Monday, July 18, 2011

Turner, Tracey and future of Margate...



Turner Contemporary is a new gallery or as the PR boffins would call it "a visual arts venue" in Margate, Kent, England, intended as a contemporary arts space and an impetus for the regeneration of the town. Much the same as the Guggenheim Museum Bilbao inspired the town around it to lift it's game.



Almost immediately after its opening, the Guggenheim Bilbao became a popular tourist attraction, drawing visitors from around the globe. It was widely credited with "putting Bilbao on the map" and subsequently inspired other structures of similar design across the globe and buildings in and around Bilbao. Without beating around the bush here Bilbao was a bit of a bummer but the Guggenheim and Frank Gehry's inspiring design turned the town from being nowhere to becoming a destination for people from around the world.

So the thinking behind the Turner Contemporary is sound. Although I will say Margate is a dump. Crumpling buildings, disaffected youth and the blinking lights of tired "amusement" parlors. It's a a place that there isn't a lot to smile about. While a lot of people were asking "why build an art gallery in Margate?" the real question should have been "How can we not build an art gallery in Margate?"

The title of the gallery commemorates the association of the town with noted landscape painter J. M. W. Turner, who went to school there, and visited throughout his life.




One of the biggest supporters of the scheme was artist Tracey Emin, who was brought up in Margate. Tracey is an acquired taste, she's an artist who displays herself as much as she displays her work. She is one of my favorite artists.



Her brashness and her readiness to put so much of her own joy and pain into her work. One her her artworks - Everyone I Have Ever Slept With 1963-1995 was a tent that contained all the names of everyone she'd ever slept with. Emin has often made use of found objects in her work from the early use of a cigarette box found in a car crash in which her uncle died. The most well known example is "My Bed", where she displayed her bed. Another instance is the removal of her beach hut from Whitstable - that Ed and I visited down the coast from Margate - to be displayed in a gallery. This work was titled The Last Thing I Said To You Is Don't Leave Me Here (The Hut).



Ed and I took a stroll around the gallery and the work contained within is both eclectic and unashamedly modern.

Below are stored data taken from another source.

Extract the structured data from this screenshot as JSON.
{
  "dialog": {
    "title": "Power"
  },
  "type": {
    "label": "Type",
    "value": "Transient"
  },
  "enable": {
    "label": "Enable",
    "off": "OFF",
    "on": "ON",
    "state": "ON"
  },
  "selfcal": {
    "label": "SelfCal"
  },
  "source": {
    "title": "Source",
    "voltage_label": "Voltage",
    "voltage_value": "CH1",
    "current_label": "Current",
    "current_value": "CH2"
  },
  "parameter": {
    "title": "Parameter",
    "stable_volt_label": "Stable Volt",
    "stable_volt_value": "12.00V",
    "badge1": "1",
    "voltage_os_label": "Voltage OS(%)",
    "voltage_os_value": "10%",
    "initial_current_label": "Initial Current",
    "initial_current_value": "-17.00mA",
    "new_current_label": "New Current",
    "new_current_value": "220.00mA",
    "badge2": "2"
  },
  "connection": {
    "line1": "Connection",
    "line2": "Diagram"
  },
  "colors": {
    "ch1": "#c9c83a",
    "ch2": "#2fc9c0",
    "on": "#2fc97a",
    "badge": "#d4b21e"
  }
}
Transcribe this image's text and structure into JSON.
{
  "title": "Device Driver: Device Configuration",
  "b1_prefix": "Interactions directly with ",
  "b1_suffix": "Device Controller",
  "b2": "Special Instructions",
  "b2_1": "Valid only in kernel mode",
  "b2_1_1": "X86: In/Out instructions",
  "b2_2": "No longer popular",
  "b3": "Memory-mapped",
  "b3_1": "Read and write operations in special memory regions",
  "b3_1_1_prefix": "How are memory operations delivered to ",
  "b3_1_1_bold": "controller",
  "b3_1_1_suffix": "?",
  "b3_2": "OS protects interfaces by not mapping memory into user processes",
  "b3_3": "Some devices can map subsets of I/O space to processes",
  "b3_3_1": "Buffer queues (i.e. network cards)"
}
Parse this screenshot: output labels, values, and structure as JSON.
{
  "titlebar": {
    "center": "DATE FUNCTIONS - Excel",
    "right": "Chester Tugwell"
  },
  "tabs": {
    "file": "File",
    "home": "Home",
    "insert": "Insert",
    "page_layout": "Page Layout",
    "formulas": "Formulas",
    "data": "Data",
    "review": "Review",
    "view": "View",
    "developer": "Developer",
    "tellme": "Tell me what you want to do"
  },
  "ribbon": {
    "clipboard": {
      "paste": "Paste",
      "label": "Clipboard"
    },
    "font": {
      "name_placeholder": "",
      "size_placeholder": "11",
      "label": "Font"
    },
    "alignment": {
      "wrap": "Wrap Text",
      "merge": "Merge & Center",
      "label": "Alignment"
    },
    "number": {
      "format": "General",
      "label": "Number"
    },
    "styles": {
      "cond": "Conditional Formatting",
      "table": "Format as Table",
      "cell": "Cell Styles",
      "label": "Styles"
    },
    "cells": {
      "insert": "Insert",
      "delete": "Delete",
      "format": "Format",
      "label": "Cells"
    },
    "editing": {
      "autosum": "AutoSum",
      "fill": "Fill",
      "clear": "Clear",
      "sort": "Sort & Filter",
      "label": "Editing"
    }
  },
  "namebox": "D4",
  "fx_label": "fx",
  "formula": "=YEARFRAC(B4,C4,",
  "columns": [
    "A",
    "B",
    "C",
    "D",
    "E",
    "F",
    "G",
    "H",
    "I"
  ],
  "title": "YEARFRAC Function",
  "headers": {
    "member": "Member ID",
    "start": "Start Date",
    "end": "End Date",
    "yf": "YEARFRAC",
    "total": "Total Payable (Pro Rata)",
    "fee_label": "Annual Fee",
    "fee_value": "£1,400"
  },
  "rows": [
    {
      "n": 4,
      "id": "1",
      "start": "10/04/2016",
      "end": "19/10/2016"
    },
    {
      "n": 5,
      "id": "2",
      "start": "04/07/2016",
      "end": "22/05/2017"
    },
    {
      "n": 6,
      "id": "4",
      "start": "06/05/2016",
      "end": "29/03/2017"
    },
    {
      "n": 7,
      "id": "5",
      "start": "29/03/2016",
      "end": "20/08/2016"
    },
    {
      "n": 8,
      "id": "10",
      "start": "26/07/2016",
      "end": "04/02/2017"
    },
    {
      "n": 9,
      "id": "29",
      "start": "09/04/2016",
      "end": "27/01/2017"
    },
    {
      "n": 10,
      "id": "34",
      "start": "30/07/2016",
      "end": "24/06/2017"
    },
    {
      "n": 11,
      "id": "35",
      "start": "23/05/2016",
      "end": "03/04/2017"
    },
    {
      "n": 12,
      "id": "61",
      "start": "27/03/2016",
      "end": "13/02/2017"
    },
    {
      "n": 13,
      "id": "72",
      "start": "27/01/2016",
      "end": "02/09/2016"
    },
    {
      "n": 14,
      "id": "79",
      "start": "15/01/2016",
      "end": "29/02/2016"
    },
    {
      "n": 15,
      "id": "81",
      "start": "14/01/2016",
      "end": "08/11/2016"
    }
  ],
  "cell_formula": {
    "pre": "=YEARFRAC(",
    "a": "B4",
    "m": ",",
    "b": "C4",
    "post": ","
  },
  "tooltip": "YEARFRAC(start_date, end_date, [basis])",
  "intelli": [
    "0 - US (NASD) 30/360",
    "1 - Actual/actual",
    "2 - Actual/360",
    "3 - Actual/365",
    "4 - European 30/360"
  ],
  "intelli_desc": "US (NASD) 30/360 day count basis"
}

Sfunato (September 18) by Teresita Fernadez uses pieces of graphite and drawing on the wall to depict a rising cloud of smoke...



ARCADIA by Ellen Harvey is an installation with many cross references. Visitors approach via a fairground-type sign, outlined in lightbulbs and facing a seascape that is actually New York's Coney Island. Harvey says this and the style of the sign reference the fact that Margate's amusement arcade, Dreamland, was copied from Coney Island...





Russell Crotty paper-covered. fiberglass globes show contoured topography depicted actually made of irregular lines of text in what the show catalog describes as "rickety capital letters." The words represent the artist's incidental thoughts while making the work and range from reflections on the landscape's wonder to angry rants about threats to it...




The Turner Contemporay is an interesting experiment. While we were there it was filled with visitors - both local and not-so-local so business is booming. However the building itself isn't a spot on the Guggenheim and Margate is a long, long way from Bilbao.





It's a brave move and a one that I hope pays off. I believe that art can save us, elevate us. The only question is will the people of Margate feel the same way? As I was leaving the sparkling new Turner Contemporary I caught sight of something carved into the fresh paint on the side of the building. "Kelly sucks cock" Hopefully this isn't a bad sign  - then again maybe it's the struggling beginnings of a new artistic career.      

1 comment:

  1. Kelly's career, or the career of the one who placed the graffiti?
    I like the first picture of the iron fence.

    I like the look of what's on offer, but the look of the building offering it seems a bit counter-productive.